O maremoto e o cãozinho
A sensação enlouquecedora de descontrole me assaltou. Ruim demais não ser capaz de conter aquele turbilhão dentro de mim. Um verdadeiro maremoto de sensações cresceu em uma gigantesca onda e veio do estômago lambendo o esôfago e saindo pela minha boca. Palavras cuspidas com violência, sem pensar.
Depois da ressaca marinha, a calmaria me trouxe de volta o bom senso. E a culpa. E o desconforto por ter permitido aquela exibição. Senti-me nua, exposta, boba, ridícula. Falei demais, com intensidade demais. Bobagens demais.
Ah, essa intensidade que me domina! Essa intensidade que suplanta meus sinceros desejos de permanecer tranquila. A intensidade que chega, avassaladora, de minhas entranhas, tomando tudo dentro de mim, apertando meu coração, corando minhas bochechas e se exprimindo em fortes e desmedidas palavras! Ah, essa minha característica intensidade que me acompanha pela vida...

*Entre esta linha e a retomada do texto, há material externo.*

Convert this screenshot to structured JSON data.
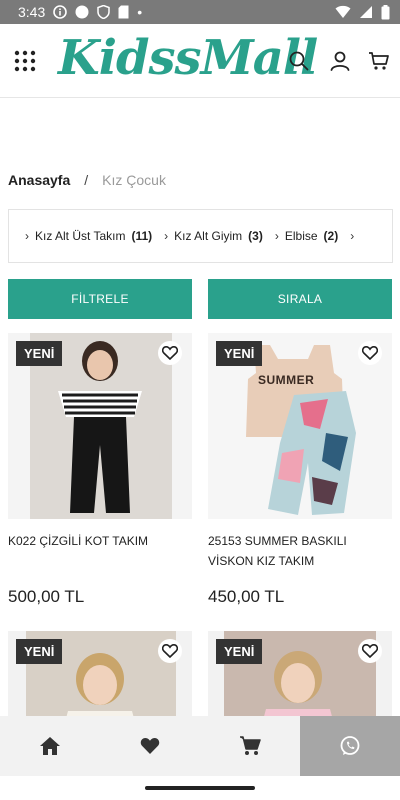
{
  "status_bar": {
    "time": "3:43",
    "dot": "•"
  },
  "header": {
    "logo": "KidssMall",
    "icons": [
      "grid-menu-icon",
      "search-icon",
      "user-icon",
      "cart-icon"
    ]
  },
  "breadcrumb": {
    "home": "Anasayfa",
    "separator": "/",
    "current": "Kız Çocuk"
  },
  "categories": [
    {
      "label": "Kız Alt Üst Takım",
      "count": "(11)"
    },
    {
      "label": "Kız Alt Giyim",
      "count": "(3)"
    },
    {
      "label": "Elbise",
      "count": "(2)"
    }
  ],
  "buttons": {
    "filter": "FİLTRELE",
    "sort": "SIRALA"
  },
  "products": [
    {
      "badge": "YENİ",
      "name": "K022 ÇİZGİLİ KOT TAKIM",
      "price": "500,00 TL"
    },
    {
      "badge": "YENİ",
      "name": "25153 SUMMER BASKILI VİSKON KIZ TAKIM",
      "price": "450,00 TL",
      "print_text": "SUMMER"
    },
    {
      "badge": "YENİ"
    },
    {
      "badge": "YENİ"
    }
  ],
  "colors": {
    "accent": "#2aa18c",
    "badge": "#333333",
    "status_bar": "#7a7a7a",
    "nav_bg": "#f2f2f2",
    "whatsapp_bg": "#a6a6a6"
  },
  "bottom_nav": [
    "home-icon",
    "heart-icon",
    "cart-icon",
    "whatsapp-icon"
  ]
}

Maré já baixa, ligo para me explicar.
Digo que falei demais, ou melhor, que falo demais de vez em quando. Que sou assim mesmo. Peço humildemente que me entenda, que me "dê um desconto" pois estava sob efeito etílico, que foi o culpado, daquela vez, pela baixa da minha guarda natual e do meu descontrole. O álcool e o ambiente animado me relaxaram a ponto de me fazer dizer coisas demais, forte demais. Intensa demais.
Entretanto, não canso de me surpreender. Com ele, apesar do maremoto que causei sozinha, quase me afogando nas palavras e gestos, não precisei nadar pra me salvar. Apenas estendi os braços e ele estava ali, pronto para me abraçar. Com um sorriso zen, me mostrou que estávamos numa piscina natural, e não em alto mar revolto. E me mostrou mais...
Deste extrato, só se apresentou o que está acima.